Another great post, Suzanne. Some microtension must come from the setup. We know Lara isn’t from the projects, and we know she killed the girl in a hit and run and should stay miles away from that place, so the tension is already on the page when the scene opens.
I have no business in the world criticizing McCann’s writing but just to address your point of microtension: The horse analogy doesn’t work for me. Not only is it incongruous, it’s hard to understand. I don’t know what horses feel so it doesn’t tell me anything about the MC.
I liked: Unopened letters with footprints on them. That’s wonderfully evocative of place. Shards of broken glass [? Aren’t all shards broken?] Someone whistled but I didn’t look his way. [?Must have been a wolf-whistle? Why the last two words?] Buckets of blood… [Too much. What’s the point?] Pot fumes? What are those?
— Nice weather, I said to her, though both of us knew exactly what sort of weather it was.[When the text reveals MC’s anxiety like this and is not just writing for its own sake, it grabs me.]
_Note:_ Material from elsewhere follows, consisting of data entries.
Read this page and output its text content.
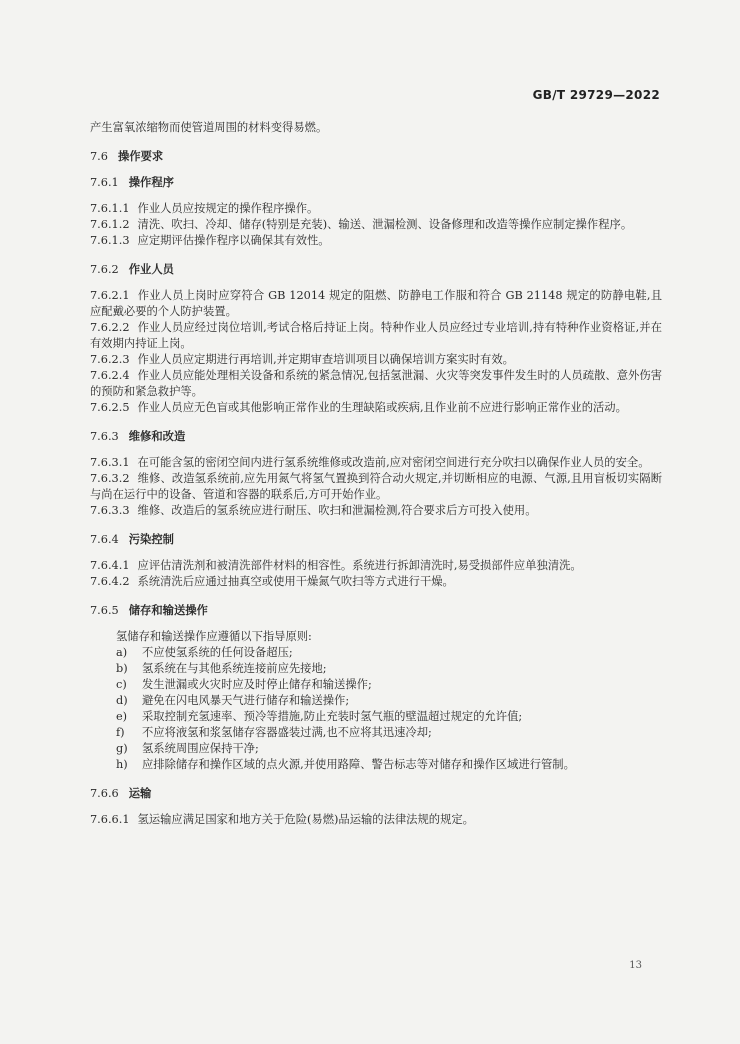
GB/T 29729—2022

产生富氧浓缩物而使管道周围的材料变得易燃。

7.6 操作要求

7.6.1 操作程序

7.6.1.1 作业人员应按规定的操作程序操作。

7.6.1.2 清洗、吹扫、冷却、储存(特别是充装)、输送、泄漏检测、设备修理和改造等操作应制定操作程序。

7.6.1.3 应定期评估操作程序以确保其有效性。

7.6.2 作业人员

7.6.2.1 作业人员上岗时应穿符合 GB 12014 规定的阻燃、防静电工作服和符合 GB 21148 规定的防静电鞋,且应配戴必要的个人防护装置。

7.6.2.2 作业人员应经过岗位培训,考试合格后持证上岗。特种作业人员应经过专业培训,持有特种作业资格证,并在有效期内持证上岗。

7.6.2.3 作业人员应定期进行再培训,并定期审查培训项目以确保培训方案实时有效。

7.6.2.4 作业人员应能处理相关设备和系统的紧急情况,包括氢泄漏、火灾等突发事件发生时的人员疏散、意外伤害的预防和紧急救护等。

7.6.2.5 作业人员应无色盲或其他影响正常作业的生理缺陷或疾病,且作业前不应进行影响正常作业的活动。

7.6.3 维修和改造

7.6.3.1 在可能含氢的密闭空间内进行氢系统维修或改造前,应对密闭空间进行充分吹扫以确保作业人员的安全。

7.6.3.2 维修、改造氢系统前,应先用氮气将氢气置换到符合动火规定,并切断相应的电源、气源,且用盲板切实隔断与尚在运行中的设备、管道和容器的联系后,方可开始作业。

7.6.3.3 维修、改造后的氢系统应进行耐压、吹扫和泄漏检测,符合要求后方可投入使用。

7.6.4 污染控制

7.6.4.1 应评估清洗剂和被清洗部件材料的相容性。系统进行拆卸清洗时,易受损部件应单独清洗。

7.6.4.2 系统清洗后应通过抽真空或使用干燥氮气吹扫等方式进行干燥。

7.6.5 储存和输送操作

氢储存和输送操作应遵循以下指导原则:

a)	不应使氢系统的任何设备超压;
b)	氢系统在与其他系统连接前应先接地;
c)	发生泄漏或火灾时应及时停止储存和输送操作;
d)	避免在闪电风暴天气进行储存和输送操作;
e)	采取控制充氢速率、预冷等措施,防止充装时氢气瓶的壁温超过规定的允许值;
f)	不应将液氢和浆氢储存容器盛装过满,也不应将其迅速冷却;
g)	氢系统周围应保持干净;
h)	应排除储存和操作区域的点火源,并使用路障、警告标志等对储存和操作区域进行管制。

7.6.6 运输

7.6.6.1 氢运输应满足国家和地方关于危险(易燃)品运输的法律法规的规定。

13
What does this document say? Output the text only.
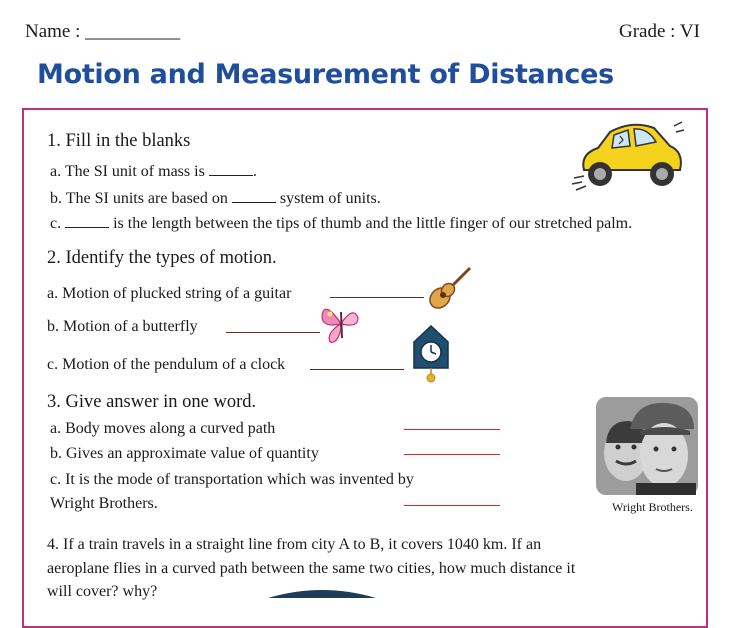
Name : __________	Grade : VI
Motion and Measurement of Distances
1. Fill in the blanks
a. The SI unit of mass is	.
b. The SI units are based on	system of units.
c.	is the length between the tips of thumb and the little finger of our stretched palm.
2. Identify the types of motion.
a. Motion of plucked string of a guitar
b. Motion of a butterfly
c. Motion of the pendulum of a clock
3. Give answer in one word.
a. Body moves along a curved path
b. Gives an approximate value of quantity
c. It is the mode of transportation which was invented by
Wright Brothers.	Wright Brothers.
4. If a train travels in a straight line from city A to B, it covers 1040 km. If an
aeroplane flies in a curved path between the same two cities, how much distance it
will cover? why?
The elevator rose. Horses into rivers. Watch me drown.[I love that — even without the earlier reference to horses. It stands. Drowning while going up? Terrific.]
For me, the “voice” comes through in a single sentence: What I was doing was unpardonable and I knew it. That’s a knockout statement but it is offered, strangely, as a throwaway line. Maybe that’s the secret to McCann’s success in this novel, the subtlety of the revelations. Claire’s “upper-east-side” epiphany last week was a revelation of similar proportion. Like the snowy ending of “The Dead” in Dubliners — just a glimpse of the inner landscape. I don’t know.
I’m still thinking of signing up for editing from you. Meanwhile, I’m learning from the blog. Thanks.